Libra is a secret founder of the Injustice Gang, given control by a mysterious benefactor. He constructs an unusual device, the Transmortifier, which allows him to steal half the power and energy of its target. Libra attempts to spread the Transmortifier's effect across the universe, hoping to gain cosmic power. Instead, Libra is absorbed into the universe itself, effectively disintegrating him and spreading his essence across the cosmos. He is resurrected by DeSaad and promises eternal loyalty to Darkseid.

Libra returns in Final Crisis controlling an army of super-villains and threatening the entire multiverse. He kills Martian Manhunter, who states that he is destined to fail. To prove his claims to Lex Luthor when he requests to draw Superman to him, Libra sends Clayface to bomb the Daily Planet building, injuring Lois Lane. Libra gives Human Flame a new base at the former swamp headquarters of the Legion of Doom and then gives him a new upgraded outfit. When Libra shoves a helmet on Human Flame, he is transformed into a mindless slave to the Anti-Life Equation. Libra then reveals himself as a prophet of Darkseid.

Lex Luthor tries to kill Libra, having concluded that Libra's effectiveness makes him too dangerous to be left alive, but Libra surrounds Luthor with Justifiers. He offers Luthor a choice to either swear an oath to Darkseid or become a mindless slave. Luthor is revealed to have been a mole working with a resistance against Darkseid and kills Libra.

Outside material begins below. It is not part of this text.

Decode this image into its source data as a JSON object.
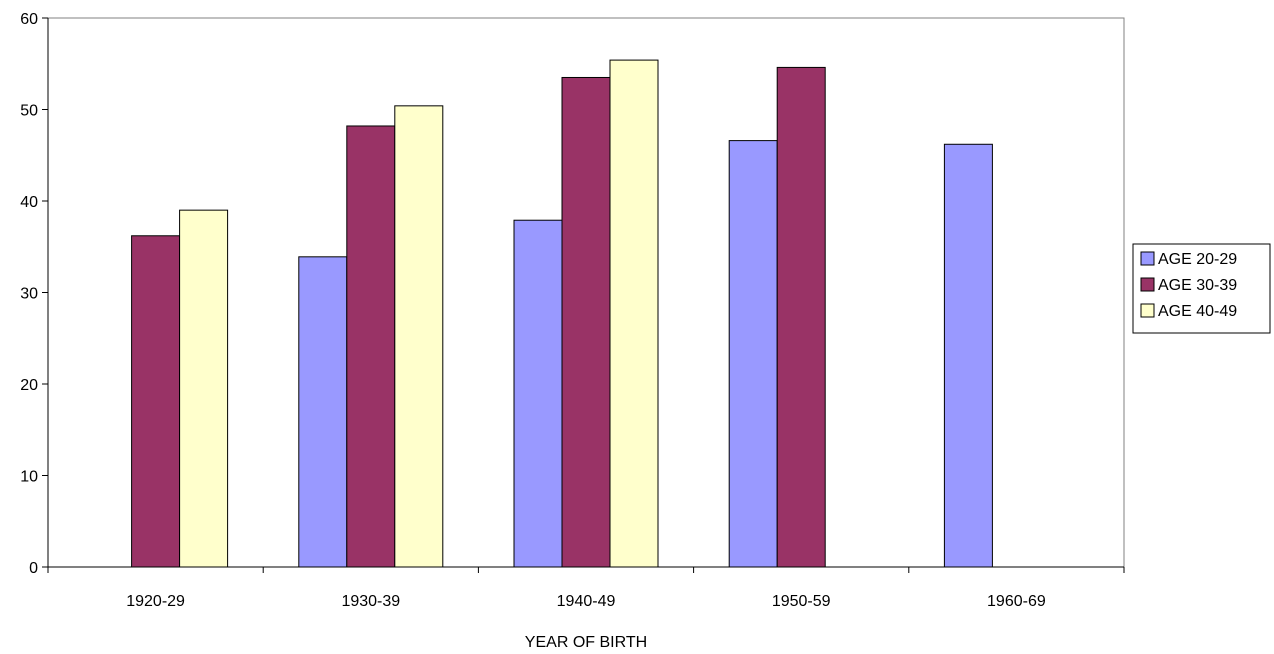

Libra returns in Final Crisis: Rogues' Revenge, where he learns that the Rogues declined membership into his Secret Society. Many times and in many ways he attempts to recruit them, including threats against their families and revealing that Barry Allen had returned from the dead, but failed. As they walk away, Libra shouts that evil will win.

==In other media==
Equinox, a character inspired by Libra, appears in Batman: The Brave and the Bold, voiced by Oded Fehr. He is an orphan raised by the Lords of Chaos and Order, who granted him godlike powers and tasked him with maintaining balance between good and evil. However, Equinox was overwhelmed by this and went rogue to pursue his own sense of balance. This brought him into multiple confrontations with Batman that culminate in Equinox's consciousness being scattered throughout space and time.